La maturité d’un groupe ne vient pas ipso facto de la maturité personnelle de chacun de ses membres – elle se construit par étapes :

  • étape 1 : établissement de la sécurité dans la situation nouvelle. La nouveauté génère un sentiment d’insécurité et chaque membre essaie de s’assurer une sécurité personnelle en se servant de son masque social (le rôle) et de ses références propres, avant même de chercher à connaître ses partenaires.
  • étape 2 : établissement de la sécurité dans la confiance interpersonnelle. Les personnes tentent de parvenir à un degré de connaissance interpersonnelle suffisant et nécessaire pour travailler ensemble. La sincérité et l’authenticité sont recherchées.

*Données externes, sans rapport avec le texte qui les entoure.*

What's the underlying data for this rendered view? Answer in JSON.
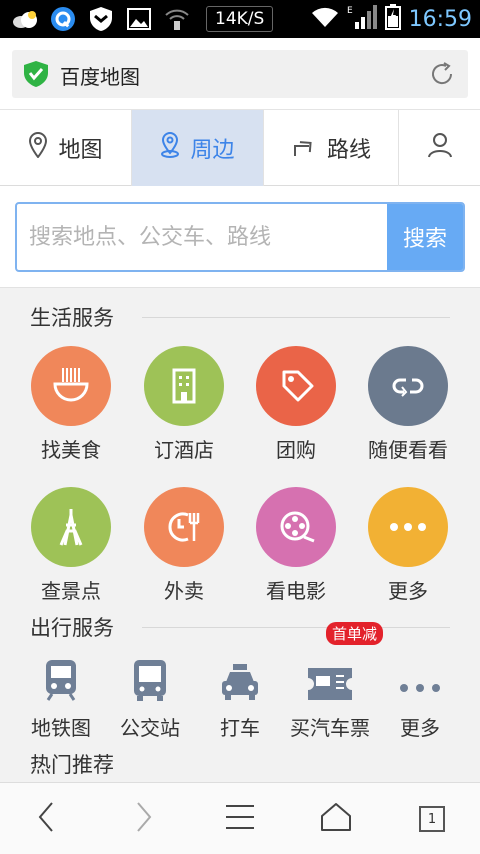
{
  "status_bar": {
    "net_speed": "14K/S",
    "time": "16:59"
  },
  "url_bar": {
    "title": "百度地图"
  },
  "tabs": [
    {
      "label": "地图"
    },
    {
      "label": "周边"
    },
    {
      "label": "路线"
    }
  ],
  "search": {
    "placeholder": "搜索地点、公交车、路线",
    "button": "搜索"
  },
  "life_services": {
    "title": "生活服务",
    "items": [
      {
        "label": "找美食",
        "color": "#f0875a"
      },
      {
        "label": "订酒店",
        "color": "#9ec257"
      },
      {
        "label": "团购",
        "color": "#ea6448"
      },
      {
        "label": "随便看看",
        "color": "#6b7a8e"
      },
      {
        "label": "查景点",
        "color": "#9ec257"
      },
      {
        "label": "外卖",
        "color": "#f0875a"
      },
      {
        "label": "看电影",
        "color": "#d671b0"
      },
      {
        "label": "更多",
        "color": "#f2b134"
      }
    ]
  },
  "travel_services": {
    "title": "出行服务",
    "items": [
      {
        "label": "地铁图"
      },
      {
        "label": "公交站"
      },
      {
        "label": "打车"
      },
      {
        "label": "买汽车票",
        "badge": "首单减"
      },
      {
        "label": "更多"
      }
    ]
  },
  "hot": {
    "title": "热门推荐"
  },
  "bottom_nav": {
    "tab_count": "1"
  }
}
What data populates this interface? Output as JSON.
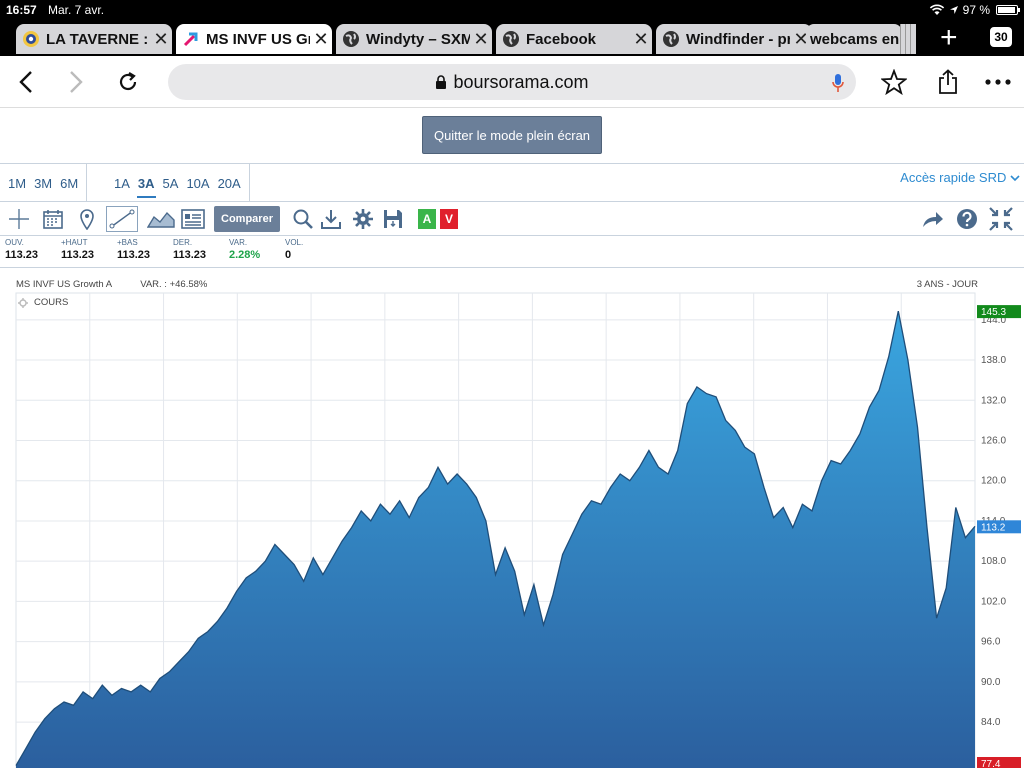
{
  "status_bar": {
    "time": "16:57",
    "date": "Mar. 7 avr.",
    "battery": "97 %"
  },
  "tabs": [
    {
      "title": "LA TAVERNE : Fo",
      "active": false
    },
    {
      "title": "MS INVF US Gro",
      "active": true
    },
    {
      "title": "Windyty – SXM-",
      "active": false
    },
    {
      "title": "Facebook",
      "active": false
    },
    {
      "title": "Windfinder - prévisions",
      "active": false
    },
    {
      "title": "webcams en",
      "active": false
    }
  ],
  "tab_count": "30",
  "url": "boursorama.com",
  "fullscreen_exit_label": "Quitter le mode plein écran",
  "periods_short": [
    "1M",
    "3M",
    "6M"
  ],
  "periods_long": [
    "1A",
    "3A",
    "5A",
    "10A",
    "20A"
  ],
  "active_period": "3A",
  "quick_access_label": "Accès rapide SRD",
  "compare_label": "Comparer",
  "av": {
    "a": "A",
    "v": "V"
  },
  "quote": {
    "open": {
      "label": "OUV.",
      "value": "113.23"
    },
    "high": {
      "label": "+HAUT",
      "value": "113.23"
    },
    "low": {
      "label": "+BAS",
      "value": "113.23"
    },
    "last": {
      "label": "DER.",
      "value": "113.23"
    },
    "var": {
      "label": "VAR.",
      "value": "2.28%"
    },
    "vol": {
      "label": "VOL.",
      "value": "0"
    }
  },
  "chart_head": {
    "name": "MS INVF US Growth A",
    "var": "VAR. : +46.58%",
    "period": "3 ANS - JOUR",
    "legend": "COURS"
  },
  "colors": {
    "area_top": "#3aa6e0",
    "area_bottom": "#2b5f9e",
    "line": "#1f4e7a",
    "high_tag": "#128a1c",
    "last_tag": "#2f86d8",
    "low_tag": "#d81e27"
  },
  "chart_data": {
    "type": "area",
    "title": "",
    "xlabel": "",
    "ylabel": "",
    "ylim": [
      77,
      148
    ],
    "yticks": [
      78,
      84,
      90,
      96,
      102,
      108,
      114,
      120,
      126,
      132,
      138,
      144
    ],
    "price_tags": {
      "high": "145.3",
      "last": "113.2",
      "low": "77.4"
    },
    "x": [
      0,
      1,
      2,
      3,
      4,
      5,
      6,
      7,
      8,
      9,
      10,
      11,
      12,
      13,
      14,
      15,
      16,
      17,
      18,
      19,
      20,
      21,
      22,
      23,
      24,
      25,
      26,
      27,
      28,
      29,
      30,
      31,
      32,
      33,
      34,
      35,
      36,
      37,
      38,
      39,
      40,
      41,
      42,
      43,
      44,
      45,
      46,
      47,
      48,
      49,
      50,
      51,
      52,
      53,
      54,
      55,
      56,
      57,
      58,
      59,
      60,
      61,
      62,
      63,
      64,
      65,
      66,
      67,
      68,
      69,
      70,
      71,
      72,
      73,
      74,
      75,
      76,
      77,
      78,
      79,
      80,
      81,
      82,
      83,
      84,
      85,
      86,
      87,
      88,
      89,
      90,
      91,
      92,
      93,
      94,
      95,
      96,
      97,
      98,
      99,
      100
    ],
    "values": [
      77.5,
      80.0,
      82.5,
      84.5,
      86.0,
      87.0,
      86.5,
      88.5,
      87.5,
      89.5,
      88.0,
      89.0,
      88.5,
      89.5,
      88.5,
      90.5,
      91.5,
      93.0,
      94.5,
      96.5,
      97.5,
      99.0,
      101.0,
      103.5,
      105.5,
      106.5,
      108.0,
      110.5,
      109.0,
      107.5,
      105.0,
      108.5,
      106.0,
      108.5,
      111.0,
      113.0,
      115.5,
      114.0,
      116.5,
      115.0,
      117.0,
      114.5,
      117.5,
      119.0,
      122.0,
      119.5,
      121.0,
      119.5,
      117.5,
      114.0,
      106.0,
      110.0,
      106.5,
      100.0,
      104.5,
      98.5,
      103.0,
      109.0,
      112.0,
      115.0,
      117.0,
      116.5,
      119.0,
      121.0,
      120.0,
      122.0,
      124.5,
      122.0,
      121.0,
      124.5,
      131.5,
      134.0,
      133.0,
      132.5,
      129.0,
      127.5,
      125.0,
      124.0,
      119.0,
      114.5,
      116.0,
      113.0,
      116.5,
      115.5,
      120.0,
      123.0,
      122.5,
      124.5,
      127.0,
      131.0,
      133.5,
      138.5,
      145.3,
      138.0,
      128.0,
      113.0,
      99.5,
      104.0,
      116.0,
      111.5,
      113.2
    ]
  }
}
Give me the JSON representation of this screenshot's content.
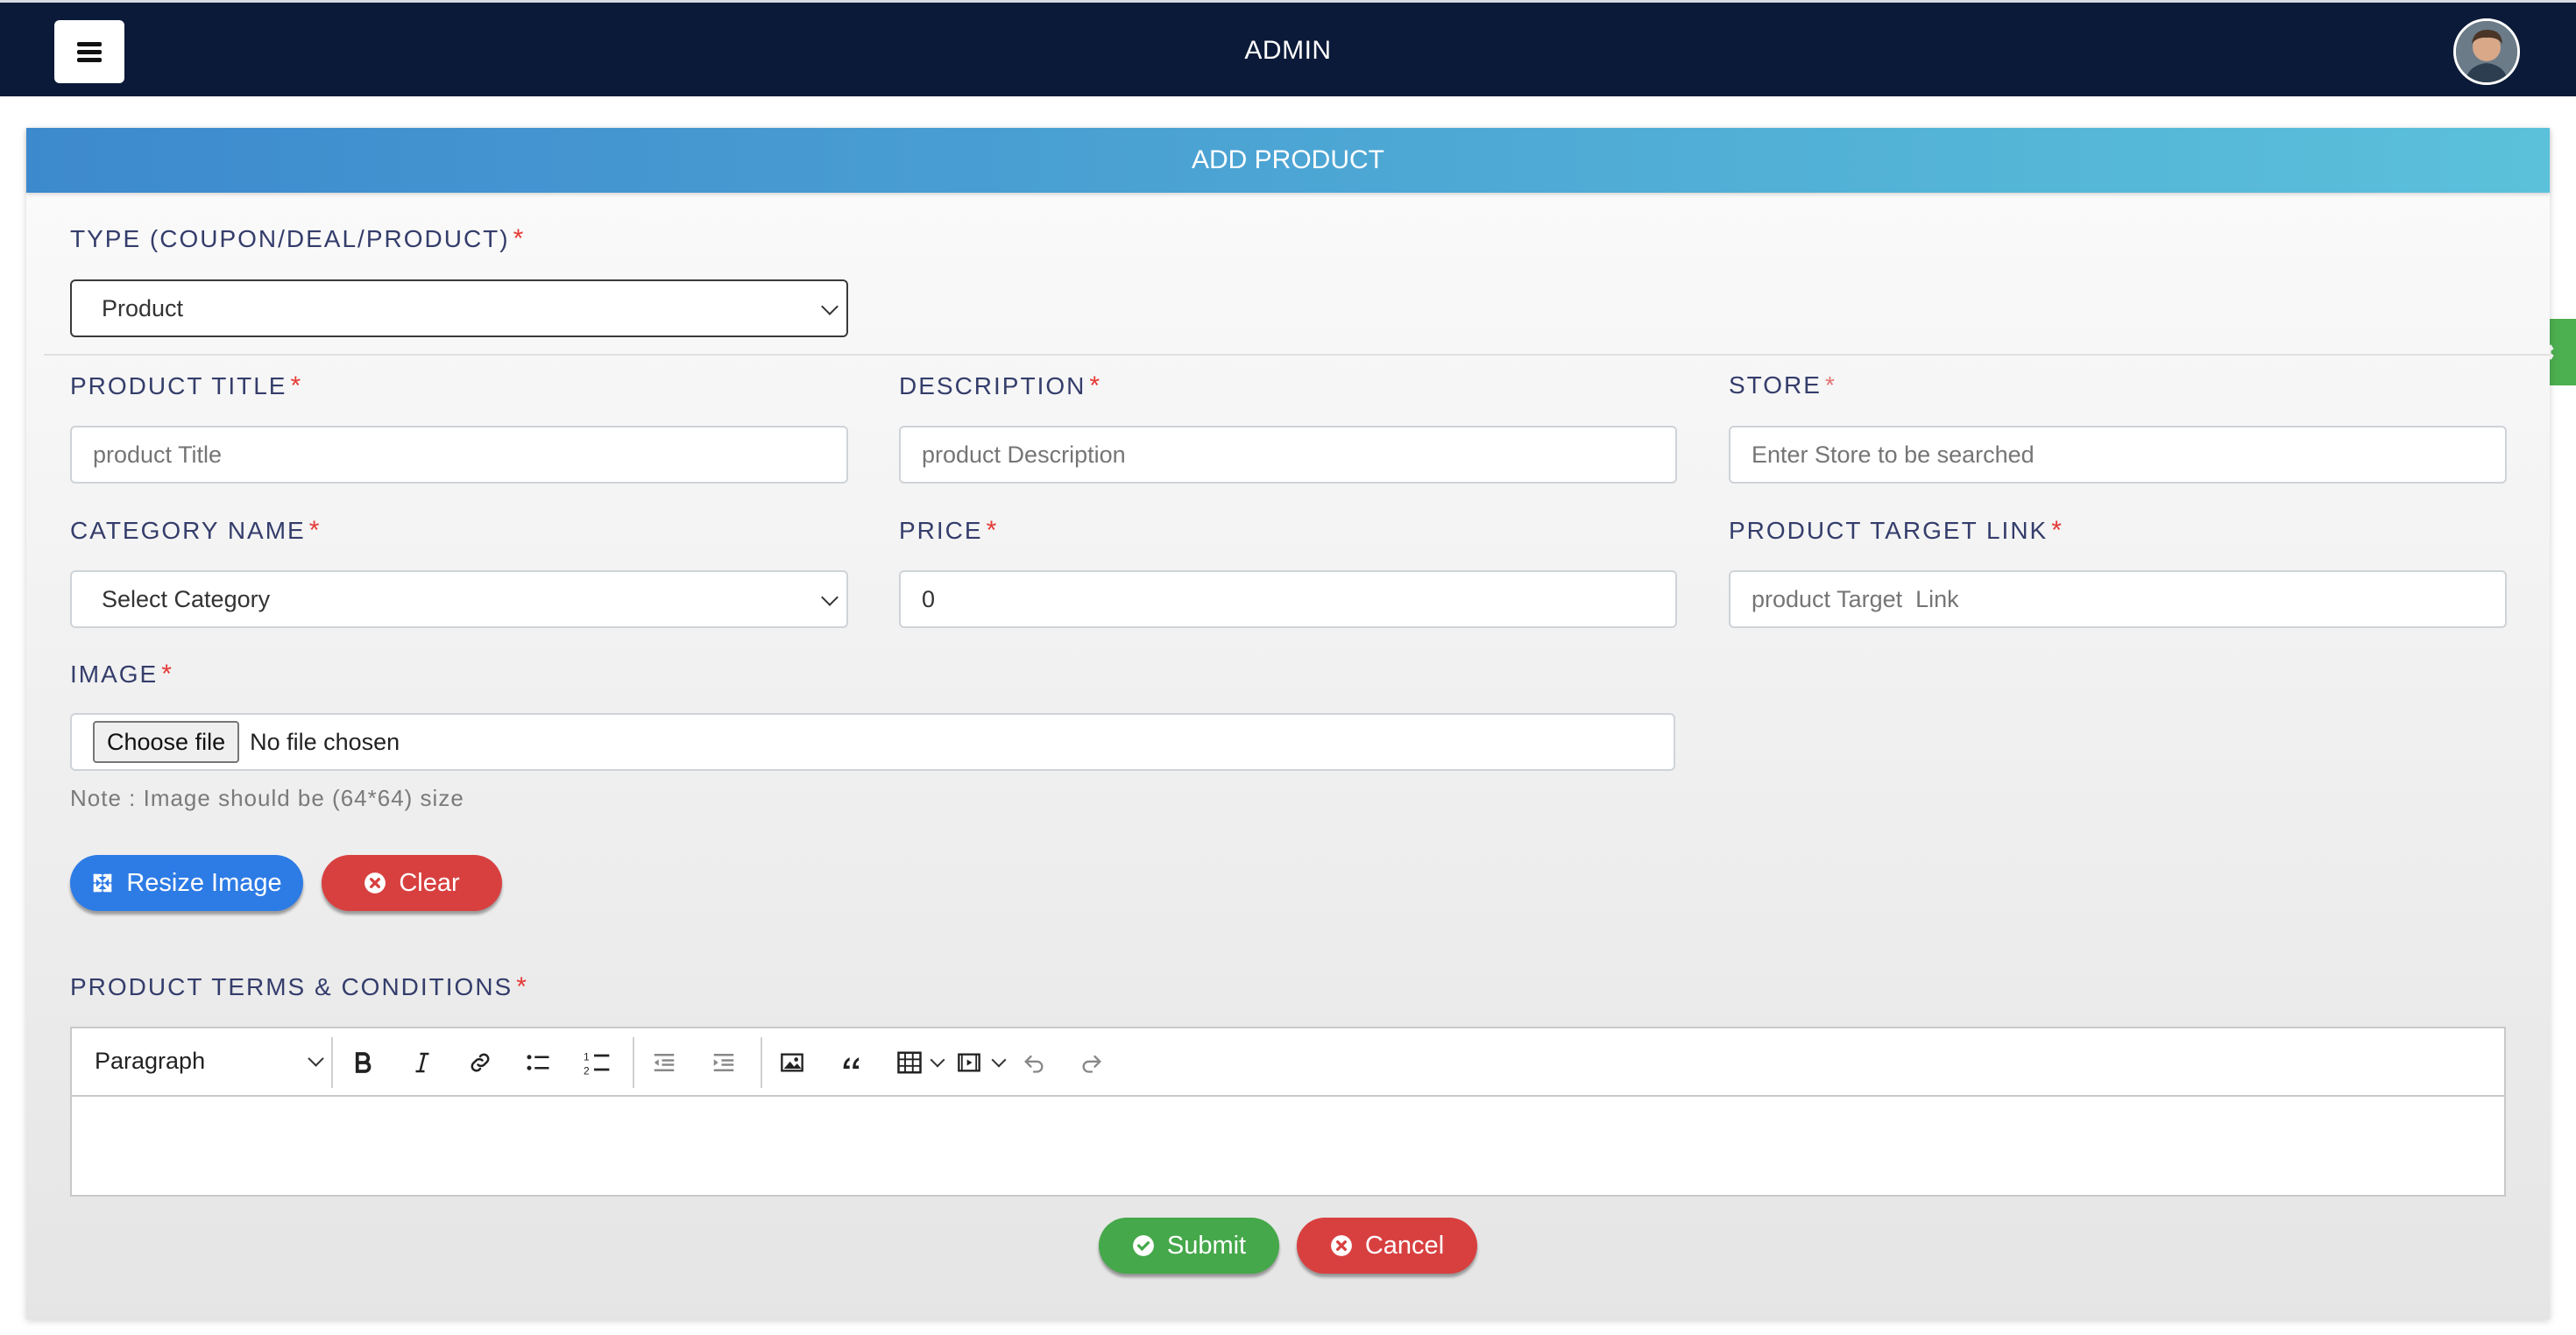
{
  "app": {
    "title": "ADMIN"
  },
  "form": {
    "header": "ADD PRODUCT",
    "type": {
      "label": "TYPE (COUPON/DEAL/PRODUCT)",
      "value": "Product"
    },
    "product_title": {
      "label": "PRODUCT TITLE",
      "placeholder": "product Title",
      "value": ""
    },
    "description": {
      "label": "DESCRIPTION",
      "placeholder": "product Description",
      "value": ""
    },
    "store": {
      "label": "STORE",
      "placeholder": "Enter Store to be searched",
      "value": ""
    },
    "category": {
      "label": "CATEGORY NAME",
      "value": "Select Category"
    },
    "price": {
      "label": "PRICE",
      "value": "0"
    },
    "target_link": {
      "label": "PRODUCT TARGET LINK",
      "placeholder": "product Target  Link",
      "value": ""
    },
    "image": {
      "label": "IMAGE",
      "choose_label": "Choose file",
      "status": "No file chosen",
      "note": "Note : Image should be (64*64) size"
    },
    "resize_label": "Resize Image",
    "clear_label": "Clear",
    "terms": {
      "label": "PRODUCT TERMS & CONDITIONS",
      "paragraph_label": "Paragraph"
    },
    "submit_label": "Submit",
    "cancel_label": "Cancel",
    "required_mark": "*"
  },
  "colors": {
    "topbar": "#0b1a38",
    "header_start": "#3d89cd",
    "header_end": "#5bc1da",
    "required": "#e53935",
    "blue_button": "#2d7be5",
    "red_button": "#d84040",
    "green_button": "#45a84a"
  },
  "icons": {
    "menu": "hamburger-icon",
    "settings": "gear-icon",
    "resize": "expand-arrows-icon",
    "clear": "circle-x-icon",
    "submit": "circle-check-icon",
    "cancel": "circle-x-icon"
  }
}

  • étape 3 : développement de la participation. On observe une détente perceptible dont le symptôme typique est la recherche de l’unanimité. Tout se passe comme si l’expression d’un « pas d’accord » remet en question un pacte de base. De nombreuses concessions mutuelles s’établissent, chaque participant se « rangeant » à la majorité. Le groupe se prend pour un « bon groupe » mais il peut encore gagner en maturité.
  • étape 4 : structuration d’un groupe. A cette étape, le groupe est capable de travailler sans que l’affrontement des opinions ne signifie un échec. Le groupe ressent un besoin de structure et de redéfinition des objectifs ; il prend conscience de sa situation, de ses contraintes, de sa marge de liberté et de ses rapports avec les structures extérieures. Cette conscience de soi engage le groupe vers le stade suivant…
  • étape 5 : Auto–régulation du fonctionnement du groupe. Autonome, capable de se rendre lui-même en charge, le groupe intègre implicitement sa progression, contrôle son fonctionnement, règle ses tensions et les incidents qui surgissent et agit de manière concertée pour modifier la situation.

On remarque cependant que beaucoup de groupes n’atteignent pas ce niveau de maturité et ne dépassent pas certains stades du développement. Ils peuvent mourir avant d’arriver à la maturité par son incapacité à passer au stade suivant, ou bien quand les éléments nécessaires à sa raison d’être ne sont plus réunis.